Boston’s mind was so set on the championship, other things didn’t become distractions. That doesn’t mean she thought only about basketball. Like her superstar predecessor at South Carolina, 2020 WNBA MVP A’ja Wilson, Boston also is committed to social justice and equality, and to exploring her place in the world beyond sports.
“I’ve told her to just continue to be herself,” Wilson said when asked if she offered Boston any advice. “Sometimes in the media, they try to turn you against other players or they think you’re like this or that or something else. Don’t mind that. You really can’t control that. Control what you can and be you.”
Boston has a growing awareness of her importance in the sport, along with what she means in particular to children who watch her in Columbia, South Carolina, and back home in the Virgin Islands.
Her parents smiled as they told of hearing of a fourth-grader who did a presentation on someone from the Virgin Islands who inspires them. The little girl picked Boston, and she even colored the ends of her hair blue in tribute to Boston, who is known for her colorful braids.
The national championship doesn’t erase 2021, but to Boston, it shows the purpose of that hill she still had to climb after the loss. And there is more to Boston than the ring she will get and the honors she has earned — and can add to next season.

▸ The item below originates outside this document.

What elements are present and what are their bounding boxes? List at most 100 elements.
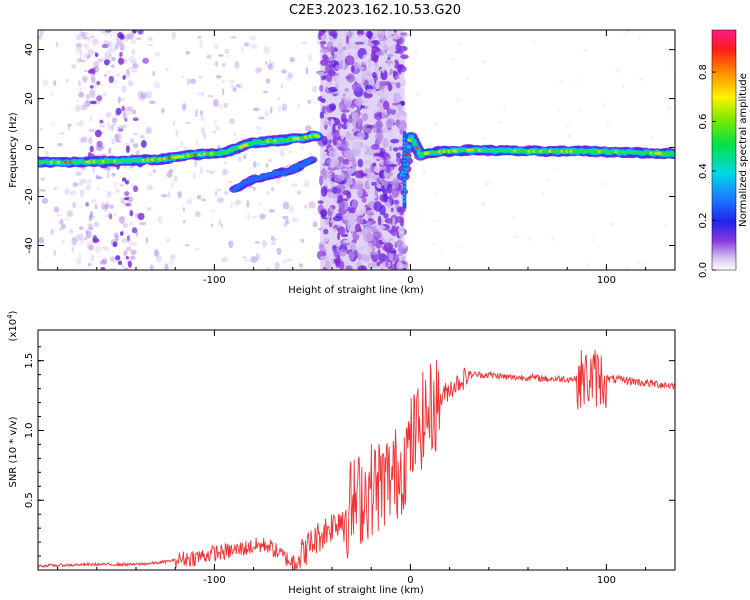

“I know that I have a platform, and if I think something is wrong or something is not happening, then I should be able to speak up on it,” Boston said. “It’s crazy, because coming into college, I always thought that if you have a big platform, you probably should not be the one speaking. Because people are going to have their opinions.
“But not everything’s going to go your way always. Not even sports-related, just everything in life. Being able to speak up and use your voice, especially being a person of color … it’s like you need to have your ground.”
And now with a championship trophy in her grasp, Boston is standing more solidly than ever.